Document Type

Article

Publication Date

2000

Journal

Informatica: An International Journal of Computing and Informatics

Volume

24

Issue

2

First Page

269

Last Page

273

Abstract

The purpose of this paper is to orient the reader to the contemporary scientific study of consciousness. One of the most noticeable features of research concerning consciousness is that there are three domains of discourse, the physiological, computational and experiential, each with its own methodology, and concerns.

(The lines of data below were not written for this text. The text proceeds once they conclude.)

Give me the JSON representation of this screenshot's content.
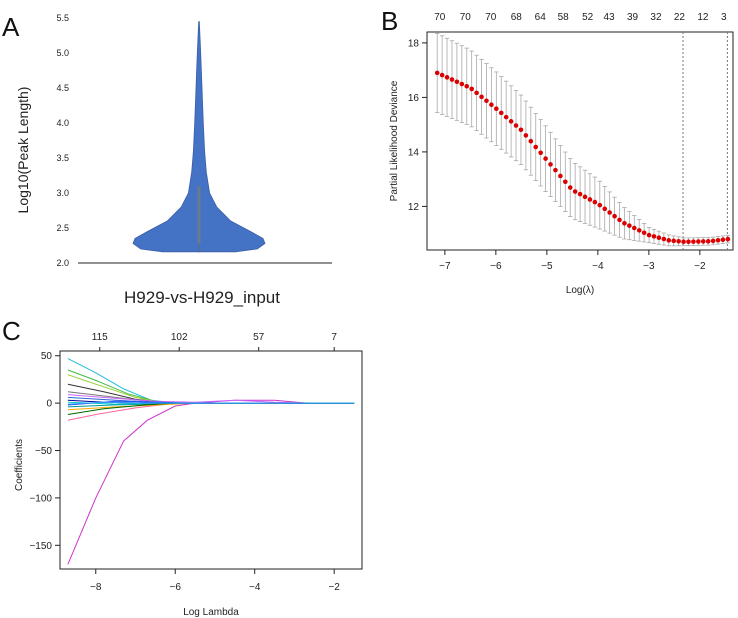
{
  "chart_data": [
    {
      "panel": "A",
      "type": "violin",
      "ylabel": "Log10(Peak Length)",
      "xlabel": "H929-vs-H929_input",
      "ylim": [
        2.0,
        5.5
      ],
      "yticks": [
        "2.0",
        "2.5",
        "3.0",
        "3.5",
        "4.0",
        "4.5",
        "5.0",
        "5.5"
      ],
      "fill_color": "#4472c4",
      "profile": [
        {
          "y": 2.16,
          "w": 0.55
        },
        {
          "y": 2.2,
          "w": 0.88
        },
        {
          "y": 2.28,
          "w": 1.0
        },
        {
          "y": 2.35,
          "w": 0.97
        },
        {
          "y": 2.45,
          "w": 0.78
        },
        {
          "y": 2.6,
          "w": 0.48
        },
        {
          "y": 2.8,
          "w": 0.27
        },
        {
          "y": 3.0,
          "w": 0.16
        },
        {
          "y": 3.3,
          "w": 0.11
        },
        {
          "y": 3.6,
          "w": 0.085
        },
        {
          "y": 4.0,
          "w": 0.065
        },
        {
          "y": 4.5,
          "w": 0.045
        },
        {
          "y": 5.0,
          "w": 0.025
        },
        {
          "y": 5.45,
          "w": 0.004
        }
      ],
      "box": {
        "low": 2.28,
        "high": 3.1
      }
    },
    {
      "panel": "B",
      "type": "errorbar",
      "xlabel": "Log(λ)",
      "ylabel": "Partial Likelihood Deviance",
      "xlim": [
        -7.35,
        -1.35
      ],
      "ylim": [
        10.4,
        18.4
      ],
      "xticks": [
        -7,
        -6,
        -5,
        -4,
        -3,
        -2
      ],
      "xtick_labels": [
        "−7",
        "−6",
        "−5",
        "−4",
        "−3",
        "−2"
      ],
      "yticks": [
        12,
        14,
        16,
        18
      ],
      "ytick_labels": [
        "12",
        "14",
        "16",
        "18"
      ],
      "top_counts": [
        "70",
        "70",
        "70",
        "68",
        "64",
        "58",
        "52",
        "43",
        "39",
        "32",
        "22",
        "12",
        "3"
      ],
      "top_positions": [
        -7.1,
        -6.6,
        -6.1,
        -5.6,
        -5.13,
        -4.68,
        -4.2,
        -3.78,
        -3.32,
        -2.86,
        -2.4,
        -1.94,
        -1.53
      ],
      "vlines": [
        -2.33,
        -1.46
      ],
      "x_range": [
        -7.15,
        -1.45
      ],
      "n_points": 60,
      "curve": [
        {
          "x": -7.15,
          "y": 16.9
        },
        {
          "x": -6.5,
          "y": 16.35
        },
        {
          "x": -6.0,
          "y": 15.6
        },
        {
          "x": -5.5,
          "y": 14.8
        },
        {
          "x": -5.0,
          "y": 13.7
        },
        {
          "x": -4.5,
          "y": 12.6
        },
        {
          "x": -4.0,
          "y": 12.1
        },
        {
          "x": -3.5,
          "y": 11.4
        },
        {
          "x": -3.0,
          "y": 10.95
        },
        {
          "x": -2.6,
          "y": 10.75
        },
        {
          "x": -2.3,
          "y": 10.7
        },
        {
          "x": -1.8,
          "y": 10.72
        },
        {
          "x": -1.45,
          "y": 10.8
        }
      ],
      "err_hi": [
        {
          "x": -7.15,
          "y": 1.45
        },
        {
          "x": -6.0,
          "y": 1.35
        },
        {
          "x": -5.0,
          "y": 1.2
        },
        {
          "x": -4.0,
          "y": 0.9
        },
        {
          "x": -3.0,
          "y": 0.28
        },
        {
          "x": -2.3,
          "y": 0.14
        },
        {
          "x": -1.45,
          "y": 0.14
        }
      ],
      "err_lo": [
        {
          "x": -7.15,
          "y": 1.45
        },
        {
          "x": -6.0,
          "y": 1.35
        },
        {
          "x": -5.0,
          "y": 1.2
        },
        {
          "x": -4.0,
          "y": 0.9
        },
        {
          "x": -3.0,
          "y": 0.28
        },
        {
          "x": -2.3,
          "y": 0.14
        },
        {
          "x": -1.45,
          "y": 0.14
        }
      ],
      "point_color": "#dd0000"
    },
    {
      "panel": "C",
      "type": "line",
      "xlabel": "Log Lambda",
      "ylabel": "Coefficients",
      "xlim": [
        -8.9,
        -1.3
      ],
      "ylim": [
        -175,
        55
      ],
      "xticks": [
        -8,
        -6,
        -4,
        -2
      ],
      "xtick_labels": [
        "−8",
        "−6",
        "−4",
        "−2"
      ],
      "yticks": [
        -150,
        -100,
        -50,
        0,
        50
      ],
      "ytick_labels": [
        "−150",
        "−100",
        "−50",
        "0",
        "50"
      ],
      "top_counts": [
        "115",
        "102",
        "57",
        "7"
      ],
      "top_positions": [
        -7.9,
        -5.9,
        -3.9,
        -2.0
      ],
      "series": [
        {
          "color": "#cc33cc",
          "points": [
            [
              -8.7,
              -170
            ],
            [
              -8.0,
              -100
            ],
            [
              -7.3,
              -40
            ],
            [
              -6.7,
              -18
            ],
            [
              -6.0,
              -3
            ],
            [
              -5.5,
              0
            ],
            [
              -4.5,
              3
            ],
            [
              -3.5,
              3
            ],
            [
              -2.7,
              0
            ],
            [
              -1.5,
              0
            ]
          ]
        },
        {
          "color": "#22bbdd",
          "points": [
            [
              -8.7,
              47
            ],
            [
              -8.0,
              32
            ],
            [
              -7.3,
              15
            ],
            [
              -6.6,
              3
            ],
            [
              -6.0,
              0
            ],
            [
              -1.5,
              0
            ]
          ]
        },
        {
          "color": "#44bb44",
          "points": [
            [
              -8.7,
              35
            ],
            [
              -8.0,
              24
            ],
            [
              -7.2,
              10
            ],
            [
              -6.5,
              2
            ],
            [
              -6.0,
              0
            ],
            [
              -1.5,
              0
            ]
          ]
        },
        {
          "color": "#99cc33",
          "points": [
            [
              -8.7,
              30
            ],
            [
              -8.0,
              20
            ],
            [
              -7.0,
              6
            ],
            [
              -6.3,
              0
            ],
            [
              -1.5,
              0
            ]
          ]
        },
        {
          "color": "#333333",
          "points": [
            [
              -8.7,
              20
            ],
            [
              -7.8,
              12
            ],
            [
              -7.0,
              4
            ],
            [
              -6.2,
              0
            ],
            [
              -1.5,
              0
            ]
          ]
        },
        {
          "color": "#777777",
          "points": [
            [
              -8.7,
              12
            ],
            [
              -7.5,
              6
            ],
            [
              -6.5,
              1
            ],
            [
              -6.0,
              0
            ],
            [
              -1.5,
              0
            ]
          ]
        },
        {
          "color": "#ff6699",
          "points": [
            [
              -8.7,
              -18
            ],
            [
              -8.0,
              -12
            ],
            [
              -7.0,
              -5
            ],
            [
              -6.0,
              0
            ],
            [
              -1.5,
              0
            ]
          ]
        },
        {
          "color": "#cc66ff",
          "points": [
            [
              -8.7,
              9
            ],
            [
              -7.5,
              5
            ],
            [
              -6.5,
              2
            ],
            [
              -5.5,
              1
            ],
            [
              -4.5,
              3
            ],
            [
              -3.5,
              1
            ],
            [
              -2.5,
              0
            ],
            [
              -1.5,
              0
            ]
          ]
        },
        {
          "color": "#ffaa00",
          "points": [
            [
              -8.7,
              -7
            ],
            [
              -7.5,
              -4
            ],
            [
              -6.5,
              -2
            ],
            [
              -5.5,
              0
            ],
            [
              -1.5,
              0
            ]
          ]
        },
        {
          "color": "#3366cc",
          "points": [
            [
              -8.7,
              6
            ],
            [
              -7.5,
              3
            ],
            [
              -6.5,
              1
            ],
            [
              -5.8,
              0
            ],
            [
              -1.5,
              0
            ]
          ]
        },
        {
          "color": "#009999",
          "points": [
            [
              -8.7,
              -4
            ],
            [
              -7.6,
              -2
            ],
            [
              -6.6,
              -1
            ],
            [
              -6.0,
              0
            ],
            [
              -1.5,
              0
            ]
          ]
        },
        {
          "color": "#000099",
          "points": [
            [
              -8.7,
              3
            ],
            [
              -7.8,
              1
            ],
            [
              -6.8,
              0
            ],
            [
              -1.5,
              0
            ]
          ]
        },
        {
          "color": "#2255ff",
          "points": [
            [
              -8.7,
              -2
            ],
            [
              -7.5,
              2
            ],
            [
              -6.5,
              1
            ],
            [
              -5.5,
              0
            ],
            [
              -1.5,
              0
            ]
          ]
        },
        {
          "color": "#006600",
          "points": [
            [
              -8.7,
              -12
            ],
            [
              -7.8,
              -6
            ],
            [
              -6.8,
              -2
            ],
            [
              -6.0,
              0
            ],
            [
              -1.5,
              0
            ]
          ]
        },
        {
          "color": "#00cccc",
          "points": [
            [
              -8.7,
              1
            ],
            [
              -7.5,
              -1
            ],
            [
              -6.5,
              0
            ],
            [
              -1.5,
              0
            ]
          ]
        },
        {
          "color": "#3399ff",
          "points": [
            [
              -8.7,
              -1
            ],
            [
              -7.8,
              1
            ],
            [
              -6.8,
              0
            ],
            [
              -1.5,
              0
            ]
          ]
        }
      ]
    }
  ]
}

While confusion is often expressed about what it is that one is discussing, there are four main categories of definitions of the term consciousness: consciousness is the registration, processing and acting on information; behavioural consciousness is the explicit knowledge of one's situation, mental states or actions as demonstrated by one's behaviour; subjective consciousness is the subjective stream of thoughts, feelings and sensations that occur for a person; and consciousness is the sense of existence of the subject of mental acts. There are also disparate views concerning consciousness that surveys have revealed to be correlated with investigators beliefs about the nature of reality along a material-transcendent dimension. Those with materialist views tend to think that only that which is physical is real and that consciousness is an emergent property of neural or information-processing systems; those with conservatively transcendent views think that there is more to reality than that which is physical and emphasize subjective aspects of consciousness; while the extraordinarily transcendent conceptualize consciousness as ontologically primitive and place importance on self-transformation. An investigator's contention that she has had anomalous experiences appears to incline her toward a transcendent position. The presence of these correlations indicates that research programs concerning consciousness proceed, not in an unbiased manner, but on the basis of personal beliefs about the nature of reality. Can beliefs change in the course of the educational process? Data from 129 undergraduate students indicates that beliefs about consciousness and reality can move in a transcendent direction in classes with an instructor with extraordinarily transcendent beliefs.